As discussed in Item 1.01, pursuant to the terms of the LLC Agreement Amendment, the members of the Board of Managers of the Wind-Down Entity agreed to voluntarily reduce their monthly compensation from $15,000 per month per manager to $10,000 per month per manager from and after April 1, 2023.
 
Item 8.01 – Other Events

On March 23, 2023, the registrant, through a wholly‐owned subsidiary (collectively with the registrant, the “Company”), entered into an agreement to sell its real property asset located in Los Angeles, California, to a private entity.

The property is the last single‐family home remaining in the Company’s asset portfolio. The closing of the sale is subject to a number of contingencies, including the satisfactory completion of the purchaser’s due diligence. No assurance can be given that all such contingencies will be satisfied or that the closing of the sale will occur.

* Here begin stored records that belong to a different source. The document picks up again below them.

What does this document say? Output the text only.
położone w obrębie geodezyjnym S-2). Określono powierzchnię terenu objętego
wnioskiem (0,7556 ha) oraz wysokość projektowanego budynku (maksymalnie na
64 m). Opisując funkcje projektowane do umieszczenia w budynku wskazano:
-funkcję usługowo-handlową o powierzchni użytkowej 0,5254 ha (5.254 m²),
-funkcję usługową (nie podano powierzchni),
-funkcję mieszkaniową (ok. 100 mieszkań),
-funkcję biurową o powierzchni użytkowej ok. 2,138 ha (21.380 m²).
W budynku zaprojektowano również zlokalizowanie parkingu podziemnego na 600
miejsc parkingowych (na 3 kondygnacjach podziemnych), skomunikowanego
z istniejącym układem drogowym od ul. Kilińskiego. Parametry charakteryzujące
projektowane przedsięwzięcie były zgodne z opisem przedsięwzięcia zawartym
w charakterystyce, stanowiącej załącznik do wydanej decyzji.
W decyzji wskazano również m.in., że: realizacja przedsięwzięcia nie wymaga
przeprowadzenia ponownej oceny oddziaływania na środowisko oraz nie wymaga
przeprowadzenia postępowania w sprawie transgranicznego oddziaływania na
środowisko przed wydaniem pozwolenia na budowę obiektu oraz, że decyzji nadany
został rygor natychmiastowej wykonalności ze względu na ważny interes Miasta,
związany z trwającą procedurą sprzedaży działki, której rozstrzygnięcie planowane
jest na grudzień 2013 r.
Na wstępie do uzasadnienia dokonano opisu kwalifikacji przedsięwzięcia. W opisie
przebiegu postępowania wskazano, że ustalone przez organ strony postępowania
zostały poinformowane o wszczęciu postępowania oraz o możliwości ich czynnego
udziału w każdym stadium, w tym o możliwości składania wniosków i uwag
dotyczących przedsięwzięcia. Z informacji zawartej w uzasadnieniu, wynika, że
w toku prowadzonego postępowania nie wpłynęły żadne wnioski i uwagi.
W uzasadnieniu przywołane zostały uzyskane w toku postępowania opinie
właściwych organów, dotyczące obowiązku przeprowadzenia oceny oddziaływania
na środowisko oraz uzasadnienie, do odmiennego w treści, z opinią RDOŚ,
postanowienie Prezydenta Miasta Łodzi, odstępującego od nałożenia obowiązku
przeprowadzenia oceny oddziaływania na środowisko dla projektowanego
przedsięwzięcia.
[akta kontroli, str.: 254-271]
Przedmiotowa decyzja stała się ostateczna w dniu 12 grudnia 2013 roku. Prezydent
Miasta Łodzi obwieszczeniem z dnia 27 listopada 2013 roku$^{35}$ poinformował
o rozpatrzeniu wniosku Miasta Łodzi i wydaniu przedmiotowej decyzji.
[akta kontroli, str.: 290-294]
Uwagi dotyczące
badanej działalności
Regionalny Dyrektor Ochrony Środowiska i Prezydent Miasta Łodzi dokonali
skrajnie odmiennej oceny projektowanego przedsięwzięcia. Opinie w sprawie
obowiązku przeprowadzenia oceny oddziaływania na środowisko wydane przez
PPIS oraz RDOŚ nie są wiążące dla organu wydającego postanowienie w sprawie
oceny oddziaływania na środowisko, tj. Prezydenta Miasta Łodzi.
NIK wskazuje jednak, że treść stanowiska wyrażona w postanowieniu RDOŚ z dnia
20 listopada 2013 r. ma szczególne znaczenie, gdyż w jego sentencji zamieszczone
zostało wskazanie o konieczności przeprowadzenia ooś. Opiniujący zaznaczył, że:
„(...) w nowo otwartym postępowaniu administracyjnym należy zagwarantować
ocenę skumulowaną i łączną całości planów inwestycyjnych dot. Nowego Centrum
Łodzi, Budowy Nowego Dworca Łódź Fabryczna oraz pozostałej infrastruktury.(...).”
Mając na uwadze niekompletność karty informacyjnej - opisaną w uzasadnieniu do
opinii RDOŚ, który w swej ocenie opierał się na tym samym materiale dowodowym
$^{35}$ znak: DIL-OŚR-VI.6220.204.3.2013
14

Neither the Company nor any of its affiliates has any material relationship with the purchaser other than in respect of the transaction.

Item 9.01
 
(d)
Exhibits
 

10.1
Second Amendment to Limited Liability Company Agreement of Woodbridge Wind-Down Entity LLC
 

SIGNATURES
 
Pursuant to the requirements of the Securities Exchange Act of 1934, the registrant has duly caused this report to be signed on its behalf by the undersigned thereunto duly authorized.
 
Dated: March 29, 2023
Woodbridge Liquidation Trust
   
 
By:
/s/ Michael Goldberg
 
  Michael Goldberg,
 
Liquidation Trustee

The foregoing description of the LLC Agreement Amendment is not intended to be a complete summary of such agreement, and such description is qualified in its entirety by reference to the LLC Agreement Amendment filed herewith as Exhibit 10.1 to this Current Report on Form 8-K.
 
Certain statements included in this Current Report on Form 8-K are forward-looking statements.  Those statements include, without limitation, financial guidance, and projections and statements with respect to expectation of future financial condition, plans, targets, and goals.  Such forward-looking statements also include statements that are preceded by, followed by, or that include the words “believes”, “estimates”, “plans”, “expects”, “intends”, “is anticipated”, “will continue”, “project”, “may”, “could”, “would”, “should” and similar expressions, and all other statements that are not historical facts.  All such forward-looking statements are based on the Wind Down Entity’s current expectations and involve risks and uncertainties which may cause actual results to differ materially from those set forth in such statements.  These risks and uncertainties are beyond the ability of the Wind Down Entity to control, and in many cases, the Wind Down Entity cannot predict the risks and uncertainties that could cause its actual results to differ materially from those indicated by the forward-looking statements.